Good morning
I am very new with nginx and I am trying to follow a docu to explain how to make a connection using nginx LB with TLS.
In theory, the procedure it is very simple :
1.- Deploy Nginx LoadBalancer:
helm upgrade ingress-nginx ingress-nginx/ingress-nginx --install
--set controller.nodeSelector.starburstpool=base
--set defaultBackend.nodeSelector.starburstpool=base
--set controller.admissionWebhooks.patch.nodeSelector.starburstpool=base
2.- Deploy Certificate Manager:
helm upgrade cert-manager jetstack/cert-manager --install --namespace certs-manager --create-namespace
--set installCRDs=true
--set nodeSelector.starburstpool=base
--set webhook.nodeSelector.starburstpool=base
--set cainjector.nodeSelector.starburstpool=base
3.- Deploy Certificate Issuer:
Wait for the Certificate Manager to complete its deployment. Next, edit your local copy of cert-issuer.yaml. Add your email address to this file in the place indicated.
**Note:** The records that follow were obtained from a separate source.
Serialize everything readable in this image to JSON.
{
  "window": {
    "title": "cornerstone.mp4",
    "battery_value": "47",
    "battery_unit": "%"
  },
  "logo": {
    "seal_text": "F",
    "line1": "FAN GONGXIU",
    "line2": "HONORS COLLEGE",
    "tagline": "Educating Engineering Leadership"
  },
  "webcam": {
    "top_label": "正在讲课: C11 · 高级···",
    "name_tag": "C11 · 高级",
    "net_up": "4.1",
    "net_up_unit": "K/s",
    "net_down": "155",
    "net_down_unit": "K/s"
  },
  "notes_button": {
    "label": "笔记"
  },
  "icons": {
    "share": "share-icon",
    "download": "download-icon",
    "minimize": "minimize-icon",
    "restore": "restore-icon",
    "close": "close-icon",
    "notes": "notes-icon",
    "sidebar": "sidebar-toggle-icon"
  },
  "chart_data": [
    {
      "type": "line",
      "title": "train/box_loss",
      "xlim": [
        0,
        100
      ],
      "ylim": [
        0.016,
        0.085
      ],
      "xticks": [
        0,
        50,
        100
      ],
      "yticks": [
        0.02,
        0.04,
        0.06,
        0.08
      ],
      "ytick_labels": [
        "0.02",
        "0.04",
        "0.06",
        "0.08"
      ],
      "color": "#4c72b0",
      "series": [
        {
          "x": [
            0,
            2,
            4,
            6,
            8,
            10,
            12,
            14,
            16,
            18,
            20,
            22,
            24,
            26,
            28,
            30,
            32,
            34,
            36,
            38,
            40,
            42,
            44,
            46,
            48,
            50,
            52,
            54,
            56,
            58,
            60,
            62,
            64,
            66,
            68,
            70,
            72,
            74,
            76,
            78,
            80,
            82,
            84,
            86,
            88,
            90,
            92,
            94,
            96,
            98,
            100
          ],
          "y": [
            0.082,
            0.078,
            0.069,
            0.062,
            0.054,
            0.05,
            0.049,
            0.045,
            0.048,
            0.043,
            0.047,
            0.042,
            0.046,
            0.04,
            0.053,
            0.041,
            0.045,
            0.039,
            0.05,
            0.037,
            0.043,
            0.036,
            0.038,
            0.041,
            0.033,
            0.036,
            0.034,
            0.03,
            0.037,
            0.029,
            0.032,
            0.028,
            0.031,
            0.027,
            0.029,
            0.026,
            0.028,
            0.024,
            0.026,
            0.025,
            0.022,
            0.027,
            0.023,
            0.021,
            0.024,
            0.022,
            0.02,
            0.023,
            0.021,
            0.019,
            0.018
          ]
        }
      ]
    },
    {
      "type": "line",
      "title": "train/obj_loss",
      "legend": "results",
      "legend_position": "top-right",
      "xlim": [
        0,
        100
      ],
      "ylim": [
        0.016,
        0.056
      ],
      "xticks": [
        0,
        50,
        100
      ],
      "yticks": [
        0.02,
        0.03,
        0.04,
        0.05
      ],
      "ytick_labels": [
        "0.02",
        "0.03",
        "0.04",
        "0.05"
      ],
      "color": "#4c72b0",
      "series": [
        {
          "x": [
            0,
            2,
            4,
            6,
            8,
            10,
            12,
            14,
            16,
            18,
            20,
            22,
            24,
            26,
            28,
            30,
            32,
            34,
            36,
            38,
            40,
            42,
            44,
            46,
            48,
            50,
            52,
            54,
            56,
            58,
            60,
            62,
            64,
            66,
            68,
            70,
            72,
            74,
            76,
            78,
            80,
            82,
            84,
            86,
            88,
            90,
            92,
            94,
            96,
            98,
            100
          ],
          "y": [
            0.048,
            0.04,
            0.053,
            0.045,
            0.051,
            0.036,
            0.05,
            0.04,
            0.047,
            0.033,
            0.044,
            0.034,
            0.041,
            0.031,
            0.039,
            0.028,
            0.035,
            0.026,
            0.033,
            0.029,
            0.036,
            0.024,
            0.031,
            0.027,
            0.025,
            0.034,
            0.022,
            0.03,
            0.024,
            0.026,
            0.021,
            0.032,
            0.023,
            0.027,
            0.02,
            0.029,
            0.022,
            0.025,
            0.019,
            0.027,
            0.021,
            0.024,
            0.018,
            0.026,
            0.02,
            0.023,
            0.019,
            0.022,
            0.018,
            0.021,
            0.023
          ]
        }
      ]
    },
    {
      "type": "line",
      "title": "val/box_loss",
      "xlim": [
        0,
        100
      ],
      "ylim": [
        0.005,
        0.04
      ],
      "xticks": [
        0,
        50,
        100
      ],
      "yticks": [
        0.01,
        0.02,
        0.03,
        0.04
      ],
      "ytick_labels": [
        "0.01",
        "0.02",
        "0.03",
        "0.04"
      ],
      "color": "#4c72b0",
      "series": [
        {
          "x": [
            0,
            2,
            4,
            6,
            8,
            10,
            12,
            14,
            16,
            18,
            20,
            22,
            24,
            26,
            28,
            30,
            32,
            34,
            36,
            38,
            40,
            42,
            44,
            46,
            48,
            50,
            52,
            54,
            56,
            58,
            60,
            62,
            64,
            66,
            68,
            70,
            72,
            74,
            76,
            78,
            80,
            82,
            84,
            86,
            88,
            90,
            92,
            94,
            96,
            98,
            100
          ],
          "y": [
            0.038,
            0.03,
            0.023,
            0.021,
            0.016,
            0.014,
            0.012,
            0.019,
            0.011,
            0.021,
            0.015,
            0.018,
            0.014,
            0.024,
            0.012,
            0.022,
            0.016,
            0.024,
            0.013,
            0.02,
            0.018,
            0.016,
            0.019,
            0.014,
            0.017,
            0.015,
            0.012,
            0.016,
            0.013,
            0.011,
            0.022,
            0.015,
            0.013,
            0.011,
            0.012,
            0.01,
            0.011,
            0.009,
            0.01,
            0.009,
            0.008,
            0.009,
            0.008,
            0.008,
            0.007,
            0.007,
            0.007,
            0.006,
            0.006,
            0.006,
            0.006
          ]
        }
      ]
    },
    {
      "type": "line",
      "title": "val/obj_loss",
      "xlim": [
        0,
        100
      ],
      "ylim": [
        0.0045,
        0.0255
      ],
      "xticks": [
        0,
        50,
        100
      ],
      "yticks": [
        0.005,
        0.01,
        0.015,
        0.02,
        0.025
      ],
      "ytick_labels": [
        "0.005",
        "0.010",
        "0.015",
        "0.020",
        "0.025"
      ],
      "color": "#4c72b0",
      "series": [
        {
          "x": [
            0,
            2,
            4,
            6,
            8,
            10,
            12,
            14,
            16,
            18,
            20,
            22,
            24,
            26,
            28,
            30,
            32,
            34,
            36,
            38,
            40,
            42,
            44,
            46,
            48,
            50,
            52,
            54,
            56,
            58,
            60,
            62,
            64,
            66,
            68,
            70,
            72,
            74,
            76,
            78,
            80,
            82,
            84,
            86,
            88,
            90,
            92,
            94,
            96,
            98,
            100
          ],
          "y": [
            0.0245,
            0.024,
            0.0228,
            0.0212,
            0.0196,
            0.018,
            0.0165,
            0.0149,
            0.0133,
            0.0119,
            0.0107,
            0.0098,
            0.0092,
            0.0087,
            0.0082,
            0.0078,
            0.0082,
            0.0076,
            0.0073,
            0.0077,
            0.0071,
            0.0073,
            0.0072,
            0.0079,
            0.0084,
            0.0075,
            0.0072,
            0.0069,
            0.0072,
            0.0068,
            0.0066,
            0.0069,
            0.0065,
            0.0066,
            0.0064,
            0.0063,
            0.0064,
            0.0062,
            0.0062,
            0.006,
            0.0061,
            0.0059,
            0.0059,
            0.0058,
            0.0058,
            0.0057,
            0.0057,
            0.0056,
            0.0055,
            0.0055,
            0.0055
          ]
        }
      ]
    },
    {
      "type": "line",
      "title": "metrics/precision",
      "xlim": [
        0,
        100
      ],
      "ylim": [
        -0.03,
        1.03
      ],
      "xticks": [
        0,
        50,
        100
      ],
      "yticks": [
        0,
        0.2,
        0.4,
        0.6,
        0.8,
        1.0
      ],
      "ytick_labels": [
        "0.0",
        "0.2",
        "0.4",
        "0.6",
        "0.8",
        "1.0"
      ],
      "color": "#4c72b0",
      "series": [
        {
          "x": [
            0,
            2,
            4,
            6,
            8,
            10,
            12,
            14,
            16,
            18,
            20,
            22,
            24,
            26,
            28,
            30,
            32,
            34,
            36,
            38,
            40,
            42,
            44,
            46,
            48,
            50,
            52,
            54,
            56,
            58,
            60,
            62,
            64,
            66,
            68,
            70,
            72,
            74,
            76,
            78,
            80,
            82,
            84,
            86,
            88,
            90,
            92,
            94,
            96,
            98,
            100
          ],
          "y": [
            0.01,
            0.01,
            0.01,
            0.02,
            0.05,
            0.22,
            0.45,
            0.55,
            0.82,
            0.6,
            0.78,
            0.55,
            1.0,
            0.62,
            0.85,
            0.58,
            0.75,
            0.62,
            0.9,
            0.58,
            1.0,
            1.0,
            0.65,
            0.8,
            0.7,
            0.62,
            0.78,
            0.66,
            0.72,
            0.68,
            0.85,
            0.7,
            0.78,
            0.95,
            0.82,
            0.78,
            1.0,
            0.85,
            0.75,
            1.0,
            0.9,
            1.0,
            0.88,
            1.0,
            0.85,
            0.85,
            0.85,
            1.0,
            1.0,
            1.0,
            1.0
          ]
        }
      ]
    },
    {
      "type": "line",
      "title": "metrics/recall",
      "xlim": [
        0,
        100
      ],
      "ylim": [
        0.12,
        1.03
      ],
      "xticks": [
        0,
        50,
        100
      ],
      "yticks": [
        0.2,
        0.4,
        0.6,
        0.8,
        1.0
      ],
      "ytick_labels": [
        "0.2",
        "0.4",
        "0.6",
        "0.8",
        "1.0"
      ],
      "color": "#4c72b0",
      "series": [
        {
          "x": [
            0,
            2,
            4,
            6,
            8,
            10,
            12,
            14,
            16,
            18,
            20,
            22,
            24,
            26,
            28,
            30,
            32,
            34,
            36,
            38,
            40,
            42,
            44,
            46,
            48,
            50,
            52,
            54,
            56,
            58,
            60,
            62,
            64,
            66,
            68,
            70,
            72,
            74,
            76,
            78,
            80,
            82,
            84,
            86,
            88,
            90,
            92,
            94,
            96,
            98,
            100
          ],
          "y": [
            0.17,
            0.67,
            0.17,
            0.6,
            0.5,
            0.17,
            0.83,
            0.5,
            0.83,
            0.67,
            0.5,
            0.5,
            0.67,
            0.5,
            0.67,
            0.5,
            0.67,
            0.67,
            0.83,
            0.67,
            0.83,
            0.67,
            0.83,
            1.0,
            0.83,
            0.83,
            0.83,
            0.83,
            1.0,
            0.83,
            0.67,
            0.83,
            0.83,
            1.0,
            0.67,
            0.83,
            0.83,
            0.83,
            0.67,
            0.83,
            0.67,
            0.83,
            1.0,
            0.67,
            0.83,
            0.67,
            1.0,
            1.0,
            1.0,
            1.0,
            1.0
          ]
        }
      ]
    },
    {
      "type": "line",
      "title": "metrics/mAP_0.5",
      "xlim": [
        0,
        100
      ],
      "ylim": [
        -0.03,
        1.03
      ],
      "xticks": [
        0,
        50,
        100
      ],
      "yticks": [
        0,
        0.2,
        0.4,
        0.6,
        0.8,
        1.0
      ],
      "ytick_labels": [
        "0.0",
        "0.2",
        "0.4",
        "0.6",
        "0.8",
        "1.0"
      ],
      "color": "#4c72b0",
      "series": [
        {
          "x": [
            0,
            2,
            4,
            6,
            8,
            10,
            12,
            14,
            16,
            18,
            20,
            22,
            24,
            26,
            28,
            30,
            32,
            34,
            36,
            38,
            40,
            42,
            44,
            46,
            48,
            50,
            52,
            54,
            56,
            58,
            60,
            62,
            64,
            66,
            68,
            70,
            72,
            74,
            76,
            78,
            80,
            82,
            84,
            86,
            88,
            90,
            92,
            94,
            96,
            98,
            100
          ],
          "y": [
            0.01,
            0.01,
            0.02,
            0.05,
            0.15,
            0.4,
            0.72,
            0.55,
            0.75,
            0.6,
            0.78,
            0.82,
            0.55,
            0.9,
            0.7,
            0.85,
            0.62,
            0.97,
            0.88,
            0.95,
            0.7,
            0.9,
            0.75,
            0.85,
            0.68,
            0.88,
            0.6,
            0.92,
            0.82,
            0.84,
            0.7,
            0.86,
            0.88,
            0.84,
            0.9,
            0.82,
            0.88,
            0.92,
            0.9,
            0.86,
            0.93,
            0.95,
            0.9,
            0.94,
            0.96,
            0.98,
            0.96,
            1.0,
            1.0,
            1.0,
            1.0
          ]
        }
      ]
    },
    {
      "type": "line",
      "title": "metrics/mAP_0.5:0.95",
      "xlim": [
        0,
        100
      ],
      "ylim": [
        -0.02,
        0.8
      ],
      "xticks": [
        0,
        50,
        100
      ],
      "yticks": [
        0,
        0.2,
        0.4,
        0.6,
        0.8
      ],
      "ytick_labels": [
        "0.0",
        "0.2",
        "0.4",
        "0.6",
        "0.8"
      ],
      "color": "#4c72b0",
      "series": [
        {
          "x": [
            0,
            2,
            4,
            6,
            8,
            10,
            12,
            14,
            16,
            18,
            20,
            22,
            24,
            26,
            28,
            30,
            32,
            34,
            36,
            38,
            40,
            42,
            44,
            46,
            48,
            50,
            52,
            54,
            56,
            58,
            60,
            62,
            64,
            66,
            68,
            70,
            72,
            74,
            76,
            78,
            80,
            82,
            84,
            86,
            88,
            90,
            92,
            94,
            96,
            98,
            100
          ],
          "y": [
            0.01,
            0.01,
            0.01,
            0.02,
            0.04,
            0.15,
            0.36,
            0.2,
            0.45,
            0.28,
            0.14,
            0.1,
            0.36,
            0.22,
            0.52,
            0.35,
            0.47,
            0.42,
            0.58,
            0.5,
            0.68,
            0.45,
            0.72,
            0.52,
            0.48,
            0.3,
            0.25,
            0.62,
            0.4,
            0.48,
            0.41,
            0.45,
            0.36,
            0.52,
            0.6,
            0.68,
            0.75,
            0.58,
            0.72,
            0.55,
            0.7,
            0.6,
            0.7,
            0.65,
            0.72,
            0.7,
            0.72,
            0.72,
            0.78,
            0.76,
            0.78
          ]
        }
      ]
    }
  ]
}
After the file has been edited, run the following command:
The documentation said:
- http01:
ingress:
class : nginx
But I change the class by public
$ cat cert-issuer.yaml
apiVersion: cert-manager.io/v1
kind: ClusterIssuer
metadata:
name: letsencrypt
namespace: certs-manager
labels:
name: letsencrypt
iac: "Deployed-via-starburst-deploy"
spec:
acme:
server: https://acme-v02.api.letsencrypt.org/directory
email: email@domain
privateKeySecretRef:
name: letsencrypt
solvers:
- http01:
ingress:
class : public
podTemplate:
spec:
nodeSelector:
"starburstpool": base
and then:
kubectl apply -f cert-issuer.yaml
Now I deploy my app.
$helm upgrade starburst-enterprise starburstdata/starburst-enterprise --install --values starburst.yaml
--set expose.type=ingress
--set expose.ingress.host=${starburst_url:?You need to specify a url}:443
--set registryCredentials.username=${registry_usr:?Value not set}
--set registryCredentials.password=${registry_pwd:?Value not set}
--set sharedSecret="$(openssl rand 64 | base64)"
....
But I see some issues:
$ kubectl get certificate
NAME READY SECRET AGE
tls-secret-starburst False tls-secret-starburst 143m
The certificate is not ready
Describing the certificate
Status:
Conditions:
Last Transition Time: 2024-05-13T07:15:21Z
Message: Issuing certificate as Secret does not exist
Observed Generation: 1
Reason: DoesNotExist
Status: False
Type: Ready
Last Transition Time: 2024-05-13T07:15:21Z
Message: Issuing certificate as Secret does not exist
Observed Generation: 1
Reason: DoesNotExist
Status: True
Type: Issuing
Next Private Key Secret Name: tls-secret-starburst-qdg79
Events: <none>
But I have the secret
k describe secret tls-secret-starburst-qdg79
Name: tls-secret-starburst-qdg79
Namespace: clgroup
Labels: cert-manager.io/next-private-key=true
controller.cert-manager.io/fao=true
Annotations: <none>
Type: Opaque
Data
====
tls.key: 1704 bytes
If I review the challenge:
$ kubectl get challenge
NAME STATE DOMAIN AGE
tls-secret-starburst-1-1114501067-2382483565 pending pue.puetest.net 156m
$ kubectl describe challenge
....
Status:
Presented: true
Processing: true
Reason: Waiting for HTTP-01 challenge propagation: wrong status code '503', expected '200'
State: pending
Events: <none>
If I make a curl:
$ curl https://acme-v02.api.letsencrypt.org/acme/authz-v3/350147985507
{
"identifier": {
"type": "dns",
"value": "muDomain"
},
"status": "pending",
"expires": "2024-05-20T07:15:22Z",
"challenges": [
{
"type": "http-01",
"status": "pending",
"url": "https://acme-v02.api.letsencrypt.org/acme/chall-v3/350147985507/cJzlaw",
"token": "3gxxxxxxxxxxxxxxxxxxxxxxxxxxxxxxxxxxIdkrit0"
},
{
"type": "dns-01",
"status": "pending",
"url": "https://acme-v02.api.letsencrypt.org/acme/chall-v3/350147985507/nyX5_A",
"token": "3gxxxxxxxxxxxxxxxxxxxxxxxxxxxxxxxxxxIdkrit0"
},
{
"type": "tls-alpn-01",
"status": "pending",
"url": "https://acme-v02.api.letsencrypt.org/acme/chall-v3/350147985507/IFP4fQ",
"token": "3gxxxxxxxxxxxxxxxxxxxxxxxxxxxxxxxxxxIdkrit0"
}
]
So I don’t know why all the challange are pending.
I think that is the problems. But I don’t know how to solve it.